Inhibition of serine/threonine phosphatase enhances arachidonic acid-induced [Ca²⁺]_i via protein kinase A

Departments of ¹Oral Biology and ²Pharmacology, University of Washington, Seattle, Washington

Submitted 30 May 2008 ; accepted in final form 3 November 2008

Arachidonic acid (AA) regulates intracellular calcium concentration ([Ca²⁺]_i) in a variety of cell types including salivary cells. In the present study, the effects of serine/threonine phosphatases on AA-induced Ca²⁺ signaling in mouse parotid acini were determined.
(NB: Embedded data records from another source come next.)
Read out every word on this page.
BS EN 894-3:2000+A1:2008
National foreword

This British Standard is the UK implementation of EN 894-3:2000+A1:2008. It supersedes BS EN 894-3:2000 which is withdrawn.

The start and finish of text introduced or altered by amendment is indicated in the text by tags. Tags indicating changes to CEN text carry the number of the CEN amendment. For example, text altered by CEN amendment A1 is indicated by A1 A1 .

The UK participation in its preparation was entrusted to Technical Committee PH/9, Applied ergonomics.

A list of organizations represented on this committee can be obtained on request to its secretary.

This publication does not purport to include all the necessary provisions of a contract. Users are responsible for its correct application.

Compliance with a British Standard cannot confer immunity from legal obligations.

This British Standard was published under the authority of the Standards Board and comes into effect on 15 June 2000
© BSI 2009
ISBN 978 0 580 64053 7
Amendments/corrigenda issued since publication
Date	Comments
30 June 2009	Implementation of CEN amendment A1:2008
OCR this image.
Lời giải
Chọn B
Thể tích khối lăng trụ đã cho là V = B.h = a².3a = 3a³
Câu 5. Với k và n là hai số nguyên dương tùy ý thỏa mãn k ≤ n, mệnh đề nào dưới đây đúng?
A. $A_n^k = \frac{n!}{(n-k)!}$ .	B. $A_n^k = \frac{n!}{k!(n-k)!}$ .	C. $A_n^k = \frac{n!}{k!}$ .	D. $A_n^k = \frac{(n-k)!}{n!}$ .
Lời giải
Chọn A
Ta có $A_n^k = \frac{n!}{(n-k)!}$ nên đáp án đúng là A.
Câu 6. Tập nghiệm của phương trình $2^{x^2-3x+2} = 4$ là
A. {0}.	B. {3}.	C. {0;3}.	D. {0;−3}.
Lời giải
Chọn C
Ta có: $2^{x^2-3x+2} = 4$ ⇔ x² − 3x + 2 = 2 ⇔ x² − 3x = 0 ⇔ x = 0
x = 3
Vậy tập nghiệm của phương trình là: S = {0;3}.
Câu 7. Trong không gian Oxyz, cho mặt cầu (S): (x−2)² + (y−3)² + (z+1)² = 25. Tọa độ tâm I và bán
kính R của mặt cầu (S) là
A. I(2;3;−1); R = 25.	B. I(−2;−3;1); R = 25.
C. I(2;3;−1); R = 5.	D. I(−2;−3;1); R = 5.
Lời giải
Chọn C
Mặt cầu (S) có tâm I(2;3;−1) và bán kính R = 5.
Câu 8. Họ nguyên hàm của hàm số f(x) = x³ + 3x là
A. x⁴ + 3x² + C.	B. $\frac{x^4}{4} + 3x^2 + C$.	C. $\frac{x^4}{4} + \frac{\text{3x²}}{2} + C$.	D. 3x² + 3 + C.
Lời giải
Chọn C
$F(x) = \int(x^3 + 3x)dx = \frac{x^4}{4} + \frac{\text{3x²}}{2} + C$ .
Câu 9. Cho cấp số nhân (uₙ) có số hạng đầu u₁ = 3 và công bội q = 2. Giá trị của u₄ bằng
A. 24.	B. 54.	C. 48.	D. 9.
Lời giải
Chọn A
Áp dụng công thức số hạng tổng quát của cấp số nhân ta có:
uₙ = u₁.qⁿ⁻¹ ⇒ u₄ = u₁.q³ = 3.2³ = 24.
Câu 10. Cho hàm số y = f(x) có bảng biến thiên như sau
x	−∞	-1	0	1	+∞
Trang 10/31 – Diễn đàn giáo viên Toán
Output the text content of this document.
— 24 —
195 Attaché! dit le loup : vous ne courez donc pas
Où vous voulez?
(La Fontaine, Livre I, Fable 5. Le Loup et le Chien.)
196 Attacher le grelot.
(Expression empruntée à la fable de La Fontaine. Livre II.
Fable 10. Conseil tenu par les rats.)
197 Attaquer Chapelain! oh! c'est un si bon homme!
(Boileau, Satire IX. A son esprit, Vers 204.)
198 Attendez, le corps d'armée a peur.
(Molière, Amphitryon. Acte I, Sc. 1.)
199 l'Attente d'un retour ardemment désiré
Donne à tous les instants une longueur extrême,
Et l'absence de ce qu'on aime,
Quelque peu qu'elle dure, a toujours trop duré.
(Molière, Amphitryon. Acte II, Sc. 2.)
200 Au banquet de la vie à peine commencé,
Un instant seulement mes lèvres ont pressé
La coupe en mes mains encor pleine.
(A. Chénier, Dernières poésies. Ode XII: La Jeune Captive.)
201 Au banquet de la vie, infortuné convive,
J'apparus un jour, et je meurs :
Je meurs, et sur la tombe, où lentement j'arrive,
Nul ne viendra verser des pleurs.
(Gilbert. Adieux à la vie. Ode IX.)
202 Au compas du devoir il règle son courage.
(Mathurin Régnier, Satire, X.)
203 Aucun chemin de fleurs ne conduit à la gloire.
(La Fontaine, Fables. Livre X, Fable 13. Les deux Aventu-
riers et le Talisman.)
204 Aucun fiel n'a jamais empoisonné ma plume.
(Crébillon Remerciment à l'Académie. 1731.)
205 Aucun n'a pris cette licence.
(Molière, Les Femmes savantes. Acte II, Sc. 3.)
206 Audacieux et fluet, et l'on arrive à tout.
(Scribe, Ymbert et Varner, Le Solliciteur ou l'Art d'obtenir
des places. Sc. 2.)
Mice were euthanized with CO₂. Treatment of acini with the serine/threonine phosphatase inhibitor calyculin A blocked both thapsigargin- and carbachol-induced Ca²⁺ entry but resulted in an enhancement of AA-induced Ca²⁺ release and entry. Effects were mimicked by the protein phosphatase-1 (PP1) inhibitor tautomycin but were inhibited by the PP2A inhibitor okadaic acid. The protein kinase A (PKA) inhibitor PKI_(14-22) significantly attenuated AA-induced enhancement of Ca²⁺ release and entry in the presence of calyculin A, whereas it had no effect on calyculin A-induced inhibition of thapsigargin-induced Ca²⁺ responses. The ryanodine receptor (RyR) inhibitor, tetracaine, and StHt-31, a peptide known to competitively inhibit type II PKA regulatory subunit binding to PKA-anchoring protein (AKAP), abolished calyculin A enhancement of AA-induced Ca²⁺ release and entry. StHt-31 also abolished forskolin potentiation of 4-chloro-3-ethylphenol (4-CEP) and AA on Ca²⁺ release but had no effect on 8-(4-methoxyphenylthio)-2'-O-methyladenosine-3',5'-cAMP potentiation of 4-CEP responses. Results suggest that inhibition of PP1 results in an enhancement of AA-induced [Ca²⁺]_i via PKA, AKAP, and RyRs.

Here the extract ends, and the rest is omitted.